Question:

If the integer n is greater than 1, is n equal to 2?

(1) n has exactly two positive factors

(2) The difference of any two distinct positive factors of n is odd.

The answer here is B.


I had selected answer choice C.

I was able to understand that (1) --> n = prime

From (2) I thought that since we know E-O = O we need an even number and an odd number.. but I did not see how this was enough information.

When I combined (1) and (2) I thought that the only way to chose an even and an off prime is for one of those primes to be 2. This is how I conculded that n must equal 2.

I wonder if someone can help clarify this question. I found the solution in the OG very difficult to follow..

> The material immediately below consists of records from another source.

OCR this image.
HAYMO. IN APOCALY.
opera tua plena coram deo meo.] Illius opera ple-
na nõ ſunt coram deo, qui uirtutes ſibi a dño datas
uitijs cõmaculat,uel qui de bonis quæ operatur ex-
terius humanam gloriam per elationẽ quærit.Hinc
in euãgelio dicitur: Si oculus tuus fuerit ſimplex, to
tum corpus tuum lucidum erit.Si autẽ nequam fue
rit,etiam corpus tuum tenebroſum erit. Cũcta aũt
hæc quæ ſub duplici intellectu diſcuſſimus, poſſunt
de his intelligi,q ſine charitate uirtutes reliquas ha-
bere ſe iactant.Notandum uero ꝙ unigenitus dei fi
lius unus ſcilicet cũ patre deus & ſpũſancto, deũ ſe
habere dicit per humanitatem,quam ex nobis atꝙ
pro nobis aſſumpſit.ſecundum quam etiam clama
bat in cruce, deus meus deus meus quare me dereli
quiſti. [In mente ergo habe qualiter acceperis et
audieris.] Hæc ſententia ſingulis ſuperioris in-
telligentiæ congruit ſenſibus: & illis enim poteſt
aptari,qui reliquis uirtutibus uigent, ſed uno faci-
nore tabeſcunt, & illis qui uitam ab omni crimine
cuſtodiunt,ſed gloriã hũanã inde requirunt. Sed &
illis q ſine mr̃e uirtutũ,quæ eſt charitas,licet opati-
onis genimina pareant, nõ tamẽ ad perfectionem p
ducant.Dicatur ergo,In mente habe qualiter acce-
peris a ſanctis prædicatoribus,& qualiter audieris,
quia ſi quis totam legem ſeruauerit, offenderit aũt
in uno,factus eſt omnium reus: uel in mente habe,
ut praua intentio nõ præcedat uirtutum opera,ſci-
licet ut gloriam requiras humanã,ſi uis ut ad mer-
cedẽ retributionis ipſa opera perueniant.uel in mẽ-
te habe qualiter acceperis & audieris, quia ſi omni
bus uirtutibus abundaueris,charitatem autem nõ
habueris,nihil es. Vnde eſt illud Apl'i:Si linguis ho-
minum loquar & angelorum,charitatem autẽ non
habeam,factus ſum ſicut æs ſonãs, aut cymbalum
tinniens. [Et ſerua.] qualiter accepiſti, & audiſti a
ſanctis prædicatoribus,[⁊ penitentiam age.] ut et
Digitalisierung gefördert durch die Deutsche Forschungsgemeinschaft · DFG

From the question stem we already know that n is an integer and it is greater than 1. We want to know if n is equal to 2. The OG describes two cases where n> 2 that are impossible.. and then concludes that n must therefore = 2. I just wonder if someone follows the cases that are explained in the OG...

Thanks,
Carla

Carla,

Let me try to explain.

Statement II reads: The difference of any two distinct positive factors of n is odd.

This statement tells us that n is a prime number. "Two distinct" positive factors means a number is prime. For example, the number 3 (which is prime) has two distinct postive factors. The number 6 (which is not prime) has three distinct postive factors: 3, 2, and 1.

As 2 is the only prime number whose factors are Odd and Even, 2 is the only number n can be.

Hope that helps!

Hi,

Thanks again for helping me! I had not realized that "two distinct" meant "exactly two" factors which of course means prime. Have you seen other examples where this wording is used to indicate primeness? Once we know that it is prime the rest was clear for me as far as 2 being the only even prime etc..

Carla

Carla,

Just to clarify, I don't think "two distinct" means "exactly two" - I think my earlier post might have alluded to that, however, I just re-read what I wrote, so allow me to clarify what I meant.

6 has 3 distinct factors (3,2,1) - the difference between any two of these three factors is not always odd. For example, 3-2 = odd; 2-1 = odd; 3-1 = even. So, 6 cannot be n as Statement II states "The difference of any two distinct positive factors of n is odd.

I hope that helps!

By the way, I think this is quite a difficult question! I know I got it wrong the first time I attempted it, choosing C as well! :)

Quick citation note: This is from the Official Guide for GMAT Review, 11th edition. For copyright reasons, we must cite full source name.

Great discussion, I think this will be useful to a lot of people. In case it helps, I generally read "distinct" as "different." So "two distinct positive factors" = "two different positive factors" as GMAT 5/18 illustrated.

_________________
Emily Sledge
Instructor
ManhattanGMAT